Ну, и гэбуха за нами, конечно, приглядывала, хоть опасности эта моль уж никакой не представляла. Правда, в казарме и незаправленная кровать считается покушением на основы. Поэтому у нас очень любили перетирать, кто стучит и кто не стучит. Это их поднимало в собственных глазах, а меня, наоборот, опускало: все же наше движение было задумано, чтобы забыть о конвойных, а мы без них прямо-таки затяжки сделать не могли.
Короче, я там быстро заскучал. Зато если мне хотелось делать жизнь с кого – так это с моего дяди Сени. В паспорте он был Семен Давыдович, но всегда представлялся как Шимон Давидович – ничего, говорил, слопают. При этом выглядел как зэк, это он тоже нарочно культивировал – худой, стриженный налысо, даже зубы из нержавейки не менял. Он бы и от ватника не отказался, но этого бы уже не потерпели. Однако он любил вспоминать, как его привезли из лагеря к Курчатову именно в ватнике прямо на совещание с министрами и генералами. И Курчатов его перед всеми обнял и сказал, что теперь за теплоперенос он спокоен.

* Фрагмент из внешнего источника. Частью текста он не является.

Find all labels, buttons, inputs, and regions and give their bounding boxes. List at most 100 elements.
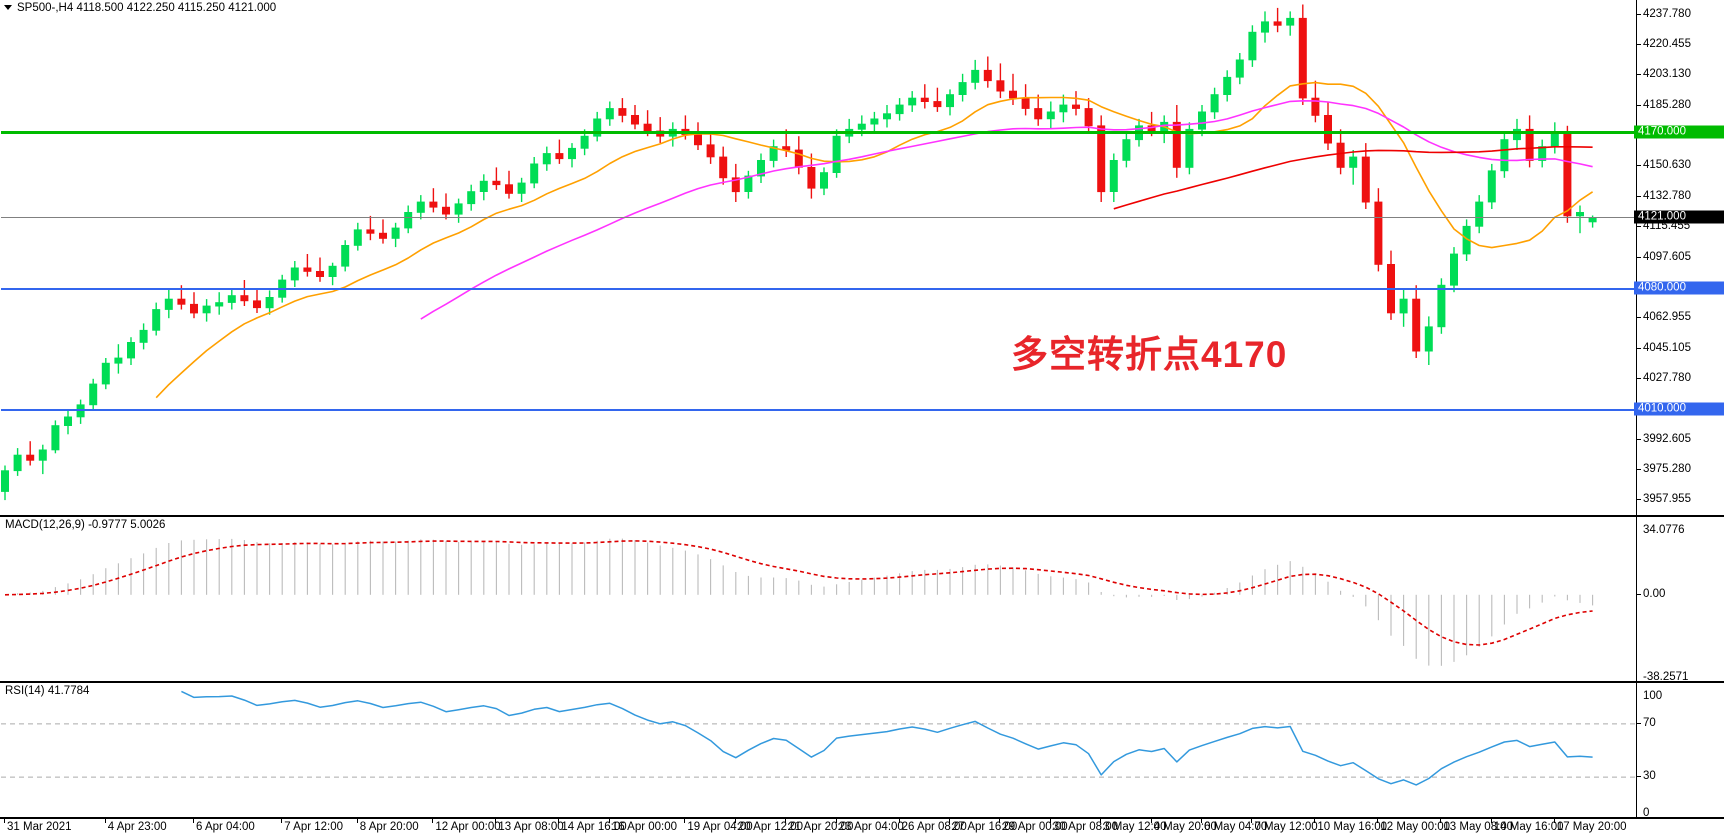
time-tick <box>898 819 900 823</box>
price-panel: 多空转折点4170 4237.780 4220.455 4203.130 4185.2… <box>0 0 1724 516</box>
time-tick <box>1201 819 1202 823</box>
time-axis-label: 12 Apr 00:00 <box>435 821 501 833</box>
macd-series-svg <box>4 538 1594 666</box>
time-tick <box>1490 819 1492 823</box>
time-axis[interactable]: 31 Mar 2021 4 Apr 23:00 6 Apr 04:00 7 Apr 1… <box>0 818 1724 840</box>
time-tick <box>1049 819 1051 823</box>
macd-y-label: 0.00 <box>1643 587 1666 600</box>
level-tag-price-4121: 4121.000 <box>1634 210 1724 224</box>
y-tick <box>1637 257 1641 259</box>
y-tick <box>1637 378 1641 380</box>
price-y-axis[interactable]: 4237.7804220.4554203.1304185.2804167.955… <box>1634 0 1724 515</box>
price-y-label: 4115.455 <box>1643 220 1691 233</box>
level-line-price-4121 <box>1 217 1635 219</box>
macd-label: MACD(12,26,9) -0.9777 5.0026 <box>5 519 166 531</box>
time-tick <box>949 819 950 823</box>
time-tick <box>356 819 358 823</box>
price-y-label: 4220.455 <box>1643 38 1691 51</box>
price-candles-svg <box>1 4 1597 501</box>
level-tag-support-4080: 4080.000 <box>1634 281 1724 295</box>
price-y-label: 4062.955 <box>1643 311 1691 324</box>
price-y-label: 4132.780 <box>1643 190 1691 203</box>
time-axis-label: 14 Apr 16:00 <box>561 821 627 833</box>
time-tick <box>734 819 736 823</box>
y-tick <box>1637 348 1641 350</box>
macd-plot-area[interactable] <box>1 518 1635 681</box>
time-axis-label: 12 May 00:00 <box>1380 821 1451 833</box>
time-tick <box>1553 819 1555 823</box>
level-tag-resistance-4170: 4170.000 <box>1634 125 1724 139</box>
y-tick <box>1637 593 1641 595</box>
macd-y-label: -38.2571 <box>1643 671 1689 683</box>
time-tick <box>785 819 787 823</box>
time-tick <box>1251 819 1253 823</box>
price-y-label: 4150.630 <box>1643 159 1691 172</box>
time-axis-label: 14 May 16:00 <box>1493 821 1564 833</box>
rsi-plot-area[interactable] <box>1 684 1635 817</box>
level-line-support-4080 <box>1 287 1635 290</box>
macd-y-axis[interactable]: 34.0776 0.00 -38.2571 <box>1636 517 1724 683</box>
y-tick <box>1637 226 1641 228</box>
time-tick <box>1377 819 1379 823</box>
y-tick <box>1637 44 1641 46</box>
annotation-text: 多空转折点4170 <box>1011 333 1288 375</box>
time-tick <box>558 819 560 823</box>
time-axis-label: 23 Apr 04:00 <box>838 821 904 833</box>
time-axis-label: 13 Apr 08:00 <box>498 821 564 833</box>
time-axis-label: 20 Apr 12:00 <box>737 821 804 833</box>
time-tick <box>608 819 610 823</box>
y-tick <box>1637 14 1641 16</box>
rsi-series-svg <box>1 690 1635 786</box>
time-axis-label: 7 May 12:00 <box>1254 821 1318 833</box>
time-axis-label: 10 May 16:00 <box>1317 821 1388 833</box>
rsi-panel: RSI(14) 41.7784 100 70 30 0 <box>0 682 1724 819</box>
rsi-y-label: 70 <box>1643 716 1656 729</box>
triangle-down-icon[interactable] <box>4 5 12 10</box>
y-tick <box>1637 317 1641 319</box>
price-y-label: 4045.105 <box>1643 342 1691 355</box>
y-tick <box>1637 105 1641 107</box>
time-tick <box>281 819 283 823</box>
time-axis-label: 7 Apr 12:00 <box>284 821 344 833</box>
time-axis-label: 30 Apr 08:00 <box>1052 821 1119 833</box>
time-tick <box>193 819 194 823</box>
price-y-label: 4185.280 <box>1643 99 1691 112</box>
time-axis-label: 26 Apr 08:00 <box>901 821 967 833</box>
level-line-support-4010 <box>1 409 1635 411</box>
price-y-label: 3992.605 <box>1643 433 1691 446</box>
time-axis-label: 6 May 04:00 <box>1204 821 1268 833</box>
time-axis-label: 16 Apr 00:00 <box>611 821 678 833</box>
rsi-y-label: 100 <box>1643 690 1663 702</box>
time-axis-label: 27 Apr 16:00 <box>952 821 1018 833</box>
time-tick <box>432 819 434 823</box>
level-tag-support-4010: 4010.000 <box>1634 402 1724 416</box>
y-tick <box>1637 722 1641 724</box>
time-axis-label: 31 Mar 2021 <box>7 821 72 833</box>
y-tick <box>1637 499 1641 501</box>
rsi-y-axis[interactable]: 100 70 30 0 <box>1636 683 1724 819</box>
y-tick <box>1637 439 1641 441</box>
time-tick <box>4 819 5 823</box>
y-tick <box>1637 165 1641 167</box>
time-axis-label: 13 May 08:00 <box>1443 821 1514 833</box>
time-tick <box>1150 819 1152 823</box>
rsi-y-label: 30 <box>1643 770 1656 783</box>
time-tick <box>684 819 686 823</box>
price-plot-area[interactable]: 多空转折点4170 <box>1 1 1635 514</box>
chart-header: SP500-,H4 4118.500 4122.250 4115.250 412… <box>0 0 276 15</box>
time-axis-label: 4 Apr 23:00 <box>107 821 167 833</box>
time-axis-label: 19 Apr 04:00 <box>687 821 753 833</box>
y-tick <box>1637 74 1641 76</box>
price-y-label: 4237.780 <box>1643 8 1691 21</box>
time-axis-label: 17 May 20:00 <box>1556 821 1627 833</box>
time-axis-label: 8 Apr 20:00 <box>359 821 419 833</box>
price-y-label: 3975.280 <box>1643 463 1691 476</box>
time-tick <box>999 819 1001 823</box>
price-y-label: 3957.955 <box>1643 493 1691 506</box>
rsi-label: RSI(14) 41.7784 <box>5 685 90 697</box>
time-axis-label: 4 May 20:00 <box>1153 821 1217 833</box>
chart-symbol-ohlc-label: SP500-,H4 4118.500 4122.250 4115.250 412… <box>17 1 277 14</box>
price-y-label: 4203.130 <box>1643 68 1691 81</box>
time-tick <box>1314 819 1316 823</box>
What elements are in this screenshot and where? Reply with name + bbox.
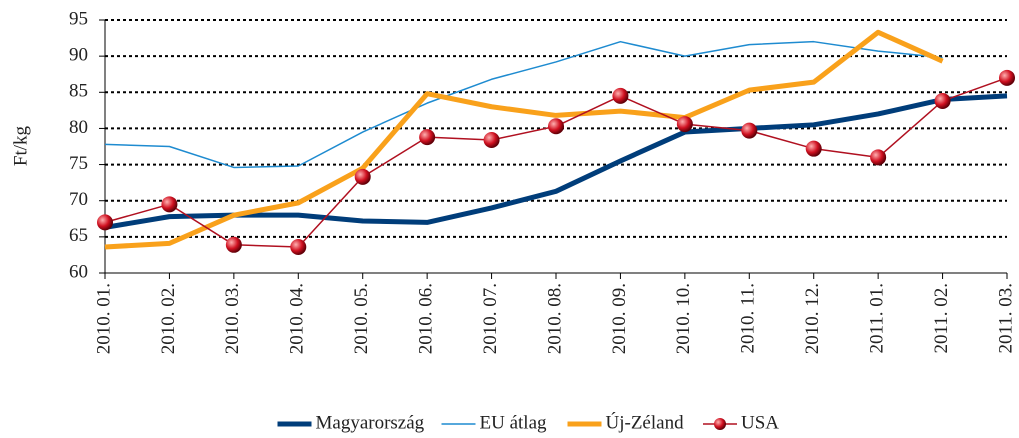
- marker: [161, 196, 178, 213]
- marker: [548, 118, 564, 135]
- x-tick-label: 2011. 03.: [995, 283, 1016, 354]
- marker: [290, 238, 307, 255]
- legend-label: USA: [741, 412, 779, 433]
- y-tick-label: 95: [69, 8, 88, 29]
- legend-label: EU átlag: [480, 412, 548, 433]
- x-tick-label: 2010. 05.: [351, 283, 372, 354]
- legend-label: Új-Zéland: [606, 411, 685, 433]
- series-line: [104, 40, 943, 169]
- marker: [225, 236, 242, 253]
- y-tick-label: 90: [69, 45, 88, 66]
- y-tick-label: 65: [69, 225, 88, 246]
- x-tick-label: 2010. 07.: [480, 283, 501, 354]
- legend-label: Magyarország: [316, 412, 425, 433]
- x-tick-label: 2010. 02.: [158, 283, 179, 354]
- x-tick-label: 2010. 09.: [609, 283, 630, 354]
- y-tick-label: 80: [69, 117, 88, 138]
- marker: [97, 214, 113, 231]
- x-tick-label: 2010. 11.: [738, 283, 759, 354]
- marker: [741, 122, 758, 139]
- marker: [999, 69, 1015, 86]
- x-tick-label: 2010. 04.: [287, 283, 308, 354]
- series-line: [104, 77, 1008, 248]
- y-tick-label: 85: [69, 81, 88, 102]
- x-tick-label: 2010. 12.: [802, 283, 823, 354]
- marker: [934, 92, 951, 109]
- x-tick-label: 2010. 10.: [673, 283, 694, 354]
- x-tick-label: 2011. 01.: [867, 283, 888, 354]
- marker: [612, 87, 629, 104]
- y-axis-label: Ft/kg: [10, 125, 31, 166]
- legend-marker: [714, 418, 726, 430]
- marker: [805, 140, 822, 157]
- y-tick-label: 75: [69, 153, 88, 174]
- marker: [354, 168, 371, 185]
- marker: [676, 116, 693, 133]
- x-tick-label: 2010. 08.: [544, 283, 565, 354]
- series-line: [104, 93, 1008, 230]
- x-tick-label: 2010. 03.: [222, 283, 243, 354]
- x-tick-label: 2010. 01.: [93, 283, 114, 354]
- marker: [870, 149, 887, 166]
- marker: [419, 129, 436, 146]
- y-tick-label: 60: [69, 261, 88, 282]
- x-tick-label: 2011. 02.: [931, 283, 952, 354]
- y-tick-label: 70: [69, 189, 88, 210]
- marker: [483, 131, 500, 148]
- x-tick-label: 2010. 06.: [416, 283, 437, 354]
- series-line: [104, 29, 944, 250]
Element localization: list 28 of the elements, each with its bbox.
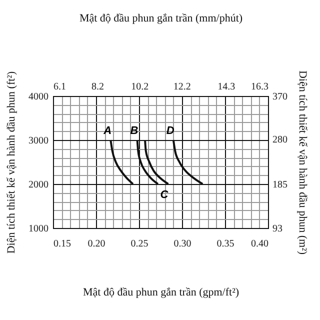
annotation: D bbox=[166, 125, 174, 137]
x2-tick-label: 14.3 bbox=[218, 82, 236, 92]
x2-tick-label: 16.3 bbox=[251, 82, 268, 92]
x2-axis-title: Mật độ đầu phun gắn trần (mm/phút) bbox=[79, 12, 243, 24]
y2-tick-label: 280 bbox=[272, 134, 288, 146]
annotation: A bbox=[102, 125, 112, 137]
x-tick-label: 0.15 bbox=[54, 238, 71, 250]
x-tick-label: 0.25 bbox=[130, 238, 148, 250]
x-axis-title: Mật độ đầu phun gắn trần (gpm/ft²) bbox=[82, 286, 240, 298]
x-tick-label: 0.30 bbox=[174, 238, 192, 250]
x2-tick-label: 12.2 bbox=[173, 82, 191, 92]
y-axis-title: Diện tích thiết kế vận hành đầu phun (ft²) bbox=[6, 71, 18, 254]
x2-tick-label: 8.2 bbox=[92, 82, 104, 92]
annotation: B bbox=[130, 125, 138, 137]
y-tick-label: 2000 bbox=[28, 180, 48, 190]
y-tick-label: 4000 bbox=[28, 92, 48, 102]
x-tick-label: 0.20 bbox=[88, 238, 106, 250]
annotation: C bbox=[160, 189, 170, 201]
y2-axis-title: Diện tích thiết kế vận hành đầu phun (m²) bbox=[296, 70, 308, 255]
y2-tick-label: 370 bbox=[272, 92, 288, 102]
x2-tick-label: 10.2 bbox=[131, 82, 149, 92]
x-tick-label: 0.35 bbox=[216, 238, 234, 250]
y-tick-label: 1000 bbox=[28, 224, 48, 234]
y-tick-label: 3000 bbox=[28, 136, 48, 146]
x-tick-label: 0.40 bbox=[251, 238, 268, 250]
y2-tick-label: 185 bbox=[272, 180, 288, 191]
x2-tick-label: 6.1 bbox=[54, 82, 66, 92]
y2-tick-label: 93 bbox=[272, 224, 282, 234]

К слову сказать, кличка «ватник» еще отвратительнее, чем «жид», – она отсылает к социальному статусу. У нас… у вас в ватниках отходили такие люди, что его можно бы и превратить в парадный мундир.
Мой отец, правда, косил под Викниксора из кинофильма «Республика ШКИД», так он понимал типичного русского интеллигента.
Так вот, дядя Сеня, уже и членкор, и лауреат Ленинской премии, довольно часто приезжал в Питер из своего Арзамаса Шестьсот Шестьдесят Шесть консультироваться с Обломовым. И каждый раз крутил головой: «Антисемит, но гений, ничего не скажешь». Я как-то раз решил повольнодумствовать: как же вы, мол, дядя Сеня, вооружаете тоталитарный режим? А он спокойно так сверкнул своей нержавейкой: люди при любых режимах готовы истребить друг друга, их может удержать только страх. Мы и поддерживаем равновесие страха.
А мне к тому времени полюбилось обольщать русских красавиц, реваншизм своего рода. Вот вы меня-де, не любите, а ваши самые красивые женщины меня любят. Кто «вы», я и сам толком не знал, меня если кто и не любил, то исключительно за мои понты, но действовать я старался каким-то «им» назло. И понемногу в моей душе… Но не в моей, конечно, а в душе художественного образа вызрела безумная мечта: обольстить Обломова. Ради этого я и пошел на его кафедру, хотя все знающие люди предупреждали, что Обломов евреев к себе не берет. Значит, я буду первым. И не беда, если и последним.